Le Liban traverse une crise sanitaire d’une ampleur sans précédent, où les effets combinés de la pandémie de COVID-19, de l’effondrement économique et du conflit en cours avec Israël mettent à genoux un système de santé autrefois réputé dans la région. Les infrastructures détruites, l’exode des professionnels de santé, les pénuries de médicaments et les déplacements massifs de populations forment un cocktail explosif, rendant l’accès aux soins de plus en plus difficile pour des millions de Libanais.

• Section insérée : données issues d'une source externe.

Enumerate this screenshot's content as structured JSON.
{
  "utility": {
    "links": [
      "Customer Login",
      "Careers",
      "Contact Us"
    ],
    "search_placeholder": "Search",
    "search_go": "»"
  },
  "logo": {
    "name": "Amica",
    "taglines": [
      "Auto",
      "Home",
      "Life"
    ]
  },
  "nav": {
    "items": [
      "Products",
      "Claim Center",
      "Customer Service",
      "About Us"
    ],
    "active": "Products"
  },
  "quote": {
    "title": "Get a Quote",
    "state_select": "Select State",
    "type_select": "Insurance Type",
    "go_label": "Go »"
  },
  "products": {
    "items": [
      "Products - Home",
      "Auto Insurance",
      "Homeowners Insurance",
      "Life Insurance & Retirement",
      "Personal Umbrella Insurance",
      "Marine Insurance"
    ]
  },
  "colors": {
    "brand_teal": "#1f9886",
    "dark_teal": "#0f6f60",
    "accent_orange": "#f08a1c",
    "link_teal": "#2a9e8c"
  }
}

Des infrastructures médicales en ruines
Le conflit avec Israël a gravement endommagé plusieurs infrastructures médicales, particulièrement dans les zones frontalières du sud du Liban. Les frappes aériennes ont détruit trois hôpitaux majeurs à Khiyam, Deir Mimas et Aalma, selon Al Akhbar. Ces établissements, essentiels pour la prise en charge des populations locales, sont désormais hors service. À cela s’ajoute la destruction de routes et de ponts, ce qui complique encore davantage l’acheminement des fournitures médicales vers les zones touchées.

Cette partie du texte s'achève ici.